Marek przygotował , jak zwykle fajne "wycinanki" ważące 145 g / duży model/.
Prawie gotowy kadłub wymagał tylko sklejenia i lekkiej poprawy i już gotowe.
Skrzydła u Marka to perfekcja , sklejamy nie poprawiając.
No i mamy prawie cały samolocik.
W tym modelu kadłub pięknie przechodzi w skrzydła zachowując aerodynamiczną sylwetkę . Marek ułatwił mi to zadanie i dostarczył arkusik 3 mm grubości epp -e , z którego wyciąłem dwa "lustrzane" elementy i wkleiłem je między kadłub i skrzydła .
..........i wygląda to tak.
Jeszcze wypalić kabinkę , podłączyć elektronikę i całość pomalować . W przeciwieństwie do Mirka , samolocik oblatuje po pomalowaniu więc jeszcze trochę mi zejdzie .
cdn.
Marek
-
By RyżyKoń
Wszystkie moje kombaty mają takie same silniki i elektronikę. Wszystkie mają takie same ustawienia i wszystkie pochodzą z tej samej „stajni” Marka Rokowskiego. Mimo to każdy jest inny.
Mój najlepiej latający model – A6M5 Zero - uległ zniszczeniu. Wpadł pod samochód i nie nadaje się do naprawy. Był szybki, zwrotny, świetnie szybował.
Teraz z A6M5 Zero mogą konkurować Dewoitine D-520 i Mustang P-51. Są lżejsze ale zbliżone swoimi możliwościami bojowymi do "japończyka".
Hurricane jest zwrotny ale nieco wolniejszy.
AVIA 135B jest tylko szybka.

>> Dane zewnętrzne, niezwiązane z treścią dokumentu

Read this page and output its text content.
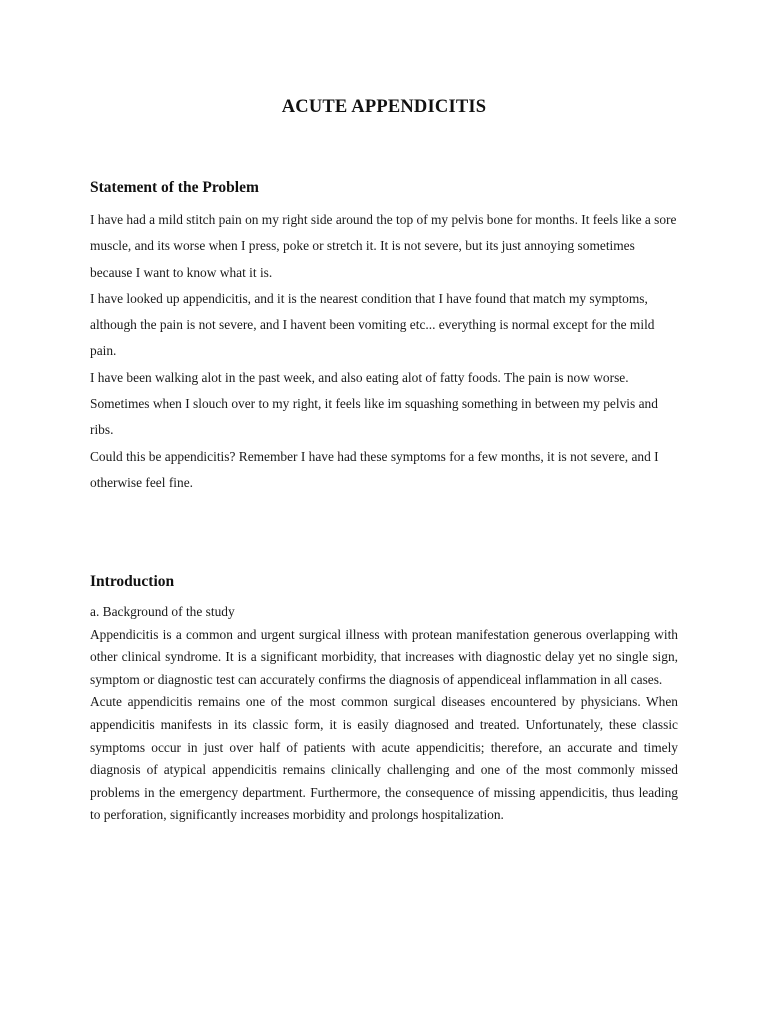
ACUTE APPENDICITIS
Statement of the Problem

I have had a mild stitch pain on my right side around the top of my pelvis bone for months. It feels like a sore muscle, and its worse when I press, poke or stretch it. It is not severe, but its just annoying sometimes because I want to know what it is.

I have looked up appendicitis, and it is the nearest condition that I have found that match my symptoms, although the pain is not severe, and I havent been vomiting etc... everything is normal except for the mild pain.

I have been walking alot in the past week, and also eating alot of fatty foods. The pain is now worse.

Sometimes when I slouch over to my right, it feels like im squashing something in between my pelvis and ribs.

Could this be appendicitis? Remember I have had these symptoms for a few months, it is not severe, and I otherwise feel fine.

Introduction

a. Background of the study

Appendicitis is a common and urgent surgical illness with protean manifestation generous overlapping with other clinical syndrome. It is a significant morbidity, that increases with diagnostic delay yet no single sign, symptom or diagnostic test can accurately confirms the diagnosis of appendiceal inflammation in all cases.

Acute appendicitis remains one of the most common surgical diseases encountered by physicians. When appendicitis manifests in its classic form, it is easily diagnosed and treated. Unfortunately, these classic symptoms occur in just over half of patients with acute appendicitis; therefore, an accurate and timely diagnosis of atypical appendicitis remains clinically challenging and one of the most commonly missed problems in the emergency department. Furthermore, the consequence of missing appendicitis, thus leading to perforation, significantly increases morbidity and prolongs hospitalization.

Karaś i Ju-87 są zbyt wolne – jak sądzę z powodu podwozia.
Messerschmitt 109 jest bardzo czuły na wiatr ale mimo to polecam go wszystkim.
Gloster Gladiator i SE5A to kombaty typowo rekreacyjne. J2M3 - Raiden dobrze lata i jest odporny na kolizje. To prawdziwy „kamikaze”.
Każdy z tych kombatów ma coś czego nie ma inny. Dlatego pomyślałem o modelu uniwersalnym. Skontaktowałem się z Markiem, opowiedziałem mu o swoich spostrzeżeniach i poprosiłem o zaproponowanie mi modelu uniwersalnego, który by łączył najlepsze cechy swoich poprzedników. Oczywiście Marek odrzekł, że takiego samolotu nie ma, ale zaproponował mi ciekawy model myśliwca Heinkel He-100.
To piękny samolot o nienagannej, dynamicznej sylwetce i pięknych skrzydłach. Eksport do Japonii i ZSRR zaowocował powstaniem w Japonii samolotu "Ki 61 Hjen" (potwierdzone). Przypomina również rosyjskiego Ławoczkina (takie moje domysły).
Oczywiście to Messerschmitt wyparł Heinkla i stał się wiodącym myśliwcem pola walki, ale może to właśnie Heinkel He-100 zastąpi moje zniszczone „Zero”.